Illegality and Force Majeure Termination Events
Although the 2002 ISDA preserves most of the 1992 ISDA’s provisions concerning Termination Events, it extensively changes Illegality and adds Force Majeure as a Termination Event.
- Illegality: The definition of Illegality remains the same with the exception of the clarification that an Illegality exists even if it only affects a single Office so long as the affected Office is the Office through which payments and deliveries are made for the affected Transaction .

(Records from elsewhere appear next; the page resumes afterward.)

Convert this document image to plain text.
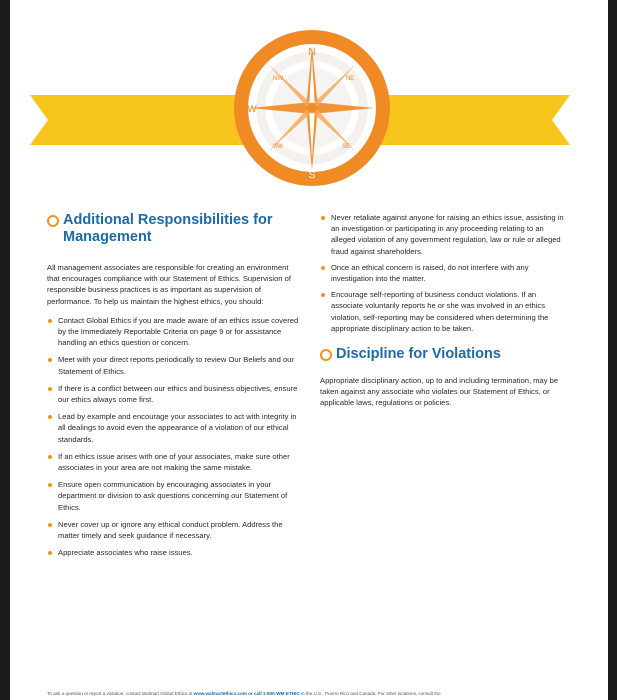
N
E
S
W
NE
SE
SW
NW
Additional Responsibilities for Management

All management associates are responsible for creating an environment that encourages compliance with our Statement of Ethics. Supervision of responsible business practices is as important as supervision of performance. To help us maintain the highest ethics, you should:

Contact Global Ethics if you are made aware of an ethics issue covered by the Immediately Reportable Criteria on page 9 or for assistance handling an ethics question or concern.
Meet with your direct reports periodically to review Our Beliefs and our Statement of Ethics.
If there is a conflict between our ethics and business objectives, ensure our ethics always come first.
Lead by example and encourage your associates to act with integrity in all dealings to avoid even the appearance of a violation of our ethical standards.
If an ethics issue arises with one of your associates, make sure other associates in your area are not making the same mistake.
Ensure open communication by encouraging associates in your department or division to ask questions concerning our Statement of Ethics.
Never cover up or ignore any ethical conduct problem. Address the matter timely and seek guidance if necessary.
Appreciate associates who raise issues.
Never retaliate against anyone for raising an ethics issue, assisting in an investigation or participating in any proceeding relating to an alleged violation of any government regulation, law or rule or alleged fraud against shareholders.
Once an ethical concern is raised, do not interfere with any investigation into the matter.
Encourage self-reporting of business conduct violations. If an associate voluntarily reports he or she was involved in an ethics violation, self-reporting may be considered when determining the appropriate disciplinary action to be taken.
Discipline for Violations

Appropriate disciplinary action, up to and including termination, may be taken against any associate who violates our Statement of Ethics, or applicable laws, regulations or policies.

To ask a question or report a violation, contact Walmart Global Ethics at www.walmartethics.com or call 1-800-WM-ETHIC in the U.S., Puerto Rico and Canada. For other locations, consult the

- Force Majeure: Force Majeure is undefined except as a “Force Majeure or act of state” that prevents a party from performing or causing performance to be impossible or impracticable. A party must use all reasonable efforts to overcome the Force Majeure , but it need not incur a loss in doing so. Either party may terminate the Agreement because of a Force Majeure unless the Force Majeure affects payment obligations under a Credit Support Document , in which case only the non-Affected party can terminate. The party affected by the Force Majeure is the Affected party and therefore the party that calculates the Close-Out Amount .
- Waiting Periods: A party is no longer required to attempt to transfer Transactions as a condition to terminating for Illegality . However, for any Transaction affected by an Illegality or a Force Majeure , payment or delivery under the affected Transaction will be deferred until the expiration of a Waiting Period of three Local Business Days (for Illegality) or eight Local Business Days (for Force Majeure) . Termination and liquidation of the Affected Transactions cannot occur until the Waiting Period has expired unless the Illegality or Force Majeure affects Credit Support Documents where delivery or payment is required on the relevant day, in which case there is no Waiting Period. Once the Waiting Period expires, the close-out calculation is made on the basis of mid-market values, reflecting the nofault nature of the Illegality and Force Majeure Termination Events. Unless the Illegality or Force Majeure relates to obligations under a Credit Support Document (in which case the Affected party may not declare an Early Termination Date), either party may declare an Early Termination Date for Transactions affected by an Illegality or a Force Majeure . The party declaring the Early Termination Date may terminate any or all Affected Transactions. However, if a party terminates fewer than all Affected Transactions, the other party can terminate on the declared Early Termination Date all or some of the remaining Affected Transactions.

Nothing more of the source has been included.